The powerful socio-political commentary that courses throughout Spiral remains as prescient today as it did back in the 1990s. Society’s fear of ‘difference’, of ‘the other’ reveals the horror of how easy it is to vilify and demonise vulnerable minorities. Be it LGBT+ people, immigrants, Muslims, the unemployed, the working class: those in power with a specific, conservative agenda, have always used minority groups as scapegoats, exploiting their perceived ‘difference’ to appeal to fear and ignorance. It’s happened throughout history, and it’s still happening today. Refugees and trans people are the current scourge of society, victims of ‘culture wars’ whipped up by tabloids and those in power with an agenda.
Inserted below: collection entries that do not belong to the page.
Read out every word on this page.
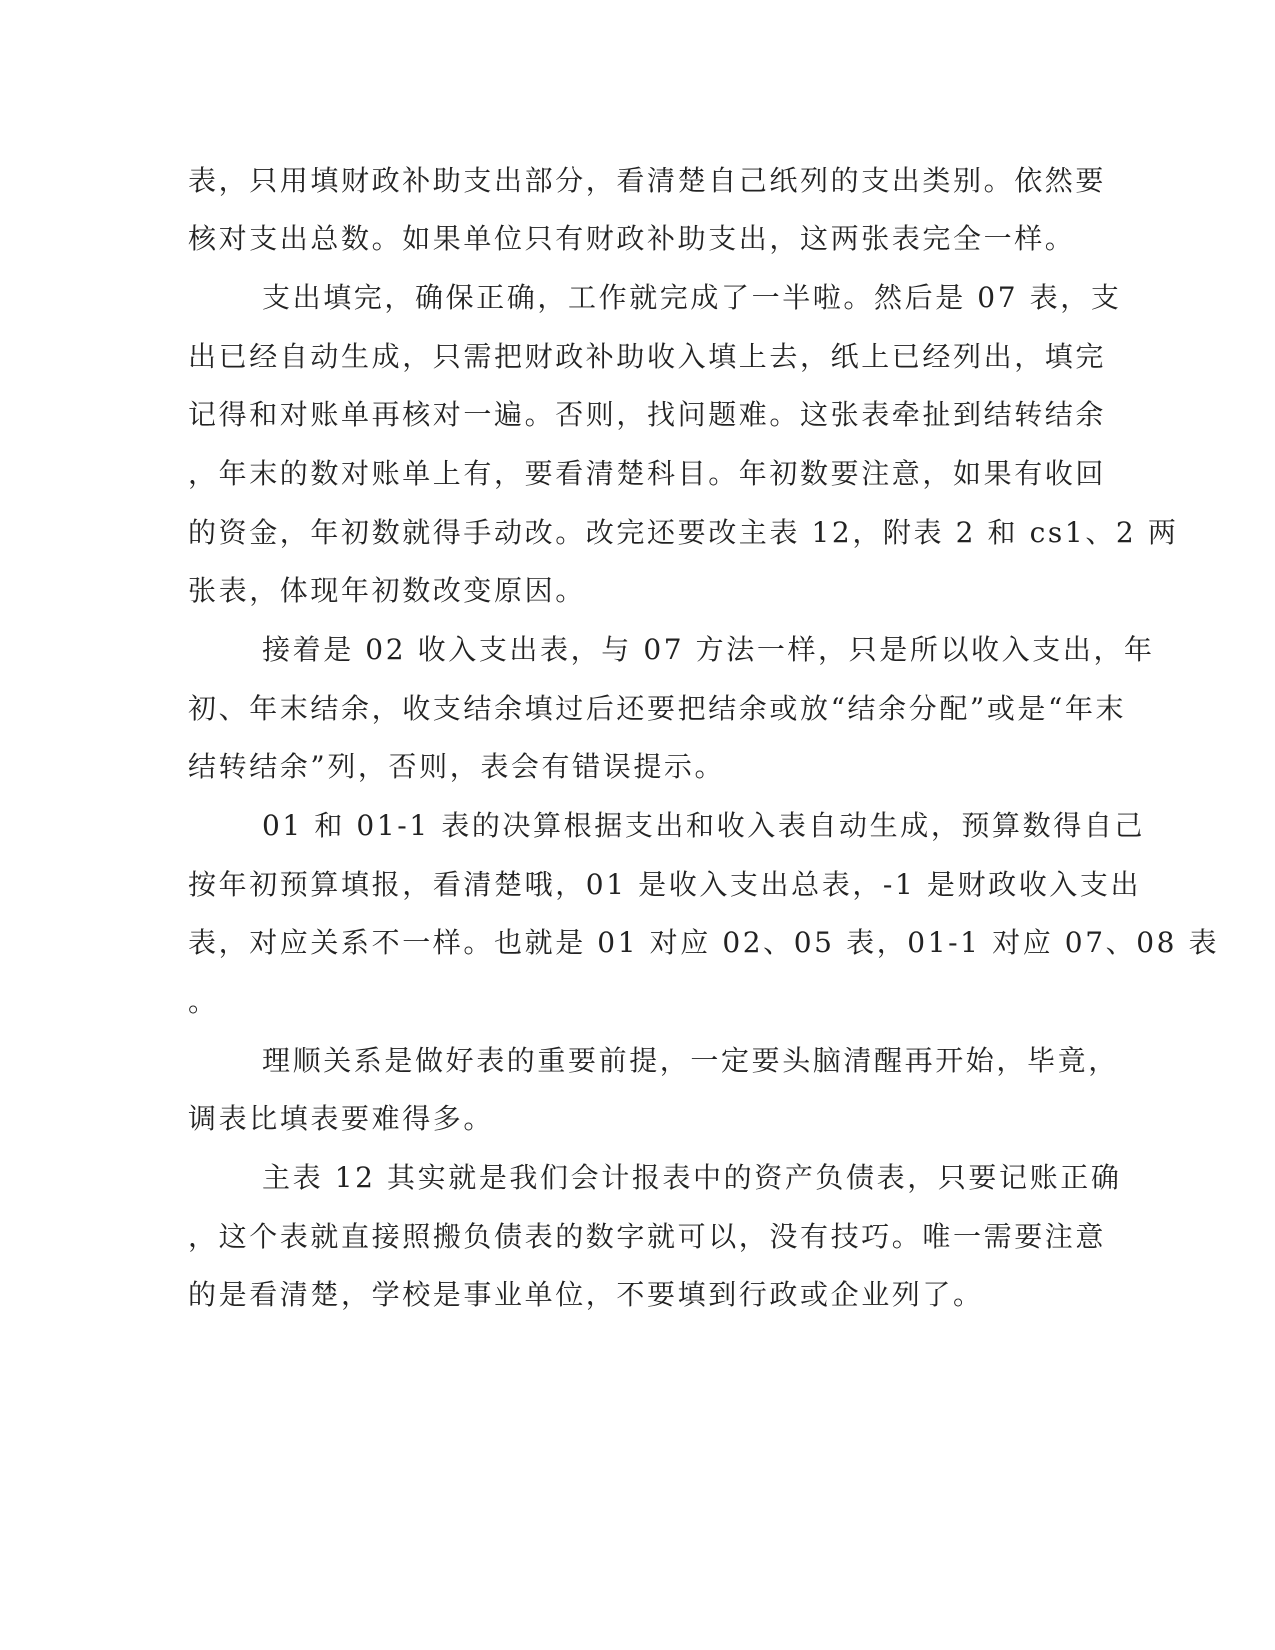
表，只用填财政补助支出部分，看清楚自己纸列的支出类别。依然要
核对支出总数。如果单位只有财政补助支出，这两张表完全一样。
支出填完，确保正确，工作就完成了一半啦。然后是 07 表，支
出已经自动生成，只需把财政补助收入填上去，纸上已经列出，填完
记得和对账单再核对一遍。否则，找问题难。这张表牵扯到结转结余
，年末的数对账单上有，要看清楚科目。年初数要注意，如果有收回
的资金，年初数就得手动改。改完还要改主表 12，附表 2 和 cs1、2 两
张表，体现年初数改变原因。
接着是 02 收入支出表，与 07 方法一样，只是所以收入支出，年
初、年末结余，收支结余填过后还要把结余或放“结余分配”或是“年末
结转结余”列，否则，表会有错误提示。
01 和 01-1 表的决算根据支出和收入表自动生成，预算数得自己
按年初预算填报，看清楚哦，01 是收入支出总表，-1 是财政收入支出
表，对应关系不一样。也就是 01 对应 02、05 表，01-1 对应 07、08 表
。
理顺关系是做好表的重要前提，一定要头脑清醒再开始，毕竟，
调表比填表要难得多。
主表 12 其实就是我们会计报表中的资产负债表，只要记账正确
，这个表就直接照搬负债表的数字就可以，没有技巧。唯一需要注意
的是看清楚，学校是事业单位，不要填到行政或企业列了。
When Malik’s neighbour tells him ‘Because of who you are, people won’t care, they’re afraid of you. Fear is human nature […] Tides change, there’ll be someone else to fear, there always is’, the full extent of the horror that has unfolded within the town, and will continue to unfold, is explicit and chilling to the core.
Spiral is an atmospheric, taut, and socially-conscious chiller, bolstered by powerful performances and a slow-burning tension that eventually ignites into a shocking denouement. While it unflinchingly exposes the horror of a society where it is dangerous for some people to simply exist, it also urges that - to paraphrase Harvey Milk - hope is never silent.